You can use indexes to refer to specific tags among tags of the same type at that level. Consider this tag path:

html.body.div[1].a[0]

This tag path refers to the first <a>-tag in the second <div>-tag in a <body>-tag inside an <html>-tag. So, on the page above, this tag path would only match the "Link 4" <a>-tag. Note that indexes in tag paths start from 0. If no index is specified for a given tag on a tag path, the path matches any tag of that type at that level, as we saw in the first tag path above. If the index is negative, the matching tags are counted backwards, i.e. starting with the last matching tag which corresponds to index -1. Consider this tag path:

html.body.div[-1].a[-2]

This tag path refers to the second-to-last <a>-tag in the last <div>-tag in a <body>-tag inside an <html>-tag. So, on the page above, this tag path would only match the "Link 5" <a>-tag.

You can use an asterisk (‘*') to mean any number of tags of any type.
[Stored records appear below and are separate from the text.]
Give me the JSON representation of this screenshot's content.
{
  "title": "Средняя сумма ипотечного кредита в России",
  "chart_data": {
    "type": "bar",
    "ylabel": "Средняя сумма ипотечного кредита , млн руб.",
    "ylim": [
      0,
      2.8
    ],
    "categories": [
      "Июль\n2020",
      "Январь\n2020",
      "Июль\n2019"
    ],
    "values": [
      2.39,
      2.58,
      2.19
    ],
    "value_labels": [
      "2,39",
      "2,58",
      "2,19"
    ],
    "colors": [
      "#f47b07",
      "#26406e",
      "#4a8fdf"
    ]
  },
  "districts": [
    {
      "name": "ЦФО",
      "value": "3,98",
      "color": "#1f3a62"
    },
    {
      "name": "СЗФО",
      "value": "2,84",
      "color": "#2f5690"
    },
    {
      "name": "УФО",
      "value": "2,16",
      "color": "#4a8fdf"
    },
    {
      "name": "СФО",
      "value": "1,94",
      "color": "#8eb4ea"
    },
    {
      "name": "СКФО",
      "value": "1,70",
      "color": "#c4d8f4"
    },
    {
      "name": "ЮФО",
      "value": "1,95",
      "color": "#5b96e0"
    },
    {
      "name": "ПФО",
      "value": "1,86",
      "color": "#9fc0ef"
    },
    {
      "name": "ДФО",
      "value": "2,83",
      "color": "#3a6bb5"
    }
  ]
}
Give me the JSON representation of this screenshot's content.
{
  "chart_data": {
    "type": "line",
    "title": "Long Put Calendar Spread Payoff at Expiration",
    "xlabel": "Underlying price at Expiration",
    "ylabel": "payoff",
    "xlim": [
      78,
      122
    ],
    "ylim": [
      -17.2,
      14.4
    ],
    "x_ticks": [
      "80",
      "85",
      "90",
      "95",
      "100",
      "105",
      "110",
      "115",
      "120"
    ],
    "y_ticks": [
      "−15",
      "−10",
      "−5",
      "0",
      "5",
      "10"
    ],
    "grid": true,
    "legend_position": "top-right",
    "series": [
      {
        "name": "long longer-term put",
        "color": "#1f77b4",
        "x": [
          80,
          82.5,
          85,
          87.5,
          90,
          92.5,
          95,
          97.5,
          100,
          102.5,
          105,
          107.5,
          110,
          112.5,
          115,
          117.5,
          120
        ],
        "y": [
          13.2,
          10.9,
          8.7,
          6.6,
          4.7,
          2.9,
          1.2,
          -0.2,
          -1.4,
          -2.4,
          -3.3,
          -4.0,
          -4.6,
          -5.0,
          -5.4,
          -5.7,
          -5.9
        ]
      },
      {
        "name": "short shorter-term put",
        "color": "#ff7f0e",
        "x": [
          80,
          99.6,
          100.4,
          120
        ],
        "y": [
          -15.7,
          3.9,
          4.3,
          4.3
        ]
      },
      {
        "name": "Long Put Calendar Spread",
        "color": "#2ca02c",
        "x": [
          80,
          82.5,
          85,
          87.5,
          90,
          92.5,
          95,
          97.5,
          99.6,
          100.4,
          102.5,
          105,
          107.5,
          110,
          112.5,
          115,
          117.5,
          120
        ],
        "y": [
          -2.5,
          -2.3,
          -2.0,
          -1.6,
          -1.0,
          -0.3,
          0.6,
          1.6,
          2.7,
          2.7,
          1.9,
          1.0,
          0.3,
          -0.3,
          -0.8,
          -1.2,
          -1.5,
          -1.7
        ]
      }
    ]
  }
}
For example, the tag path

html.*.table.*.a

refers to an <a>-tag located anywhere inside a <table>-tag, which itself can be located anywhere inside an <html>-tag. There is an implicit asterisk in front of any tag path, so you can simply write "table" instead of "*.table" to refer to any table tag on the page. The only exception is tag paths starting with a punctuation mark (‘.'), which means that there is no implicit asterisk in front of the tag path, so the tag path must match from the first (i.e. top-level) tag of the page.

With asterisks, you can create tag paths that are more robust against changes in the page, since you can leave out insignificant tags that are liable to change over time, such as layout related tags. However, using asterisks also increases the risk of accidentally locating the wrong tag.

You can provide a list of possible tags by separating them with '|', as in this tag path:

html.*.p|div|td.a

This tag path refers to an <a>-tag inside a <p>-, <div>-, or <td>-tag located anywhere inside an <html>-tag.

In a tag path, text on a page is referred to just as any other tag, using the keyword "text". Although text is not technically a tag, it is treated and viewed as such in a tag path. For example, consider this HTML:

<html>
  <body>
    <a href="url...">Link 1</a>
    <a href="url...">Link 2</a>
  </body>
</html>

The tag path "html.body.a[1].text" would refer to the text "Link 2".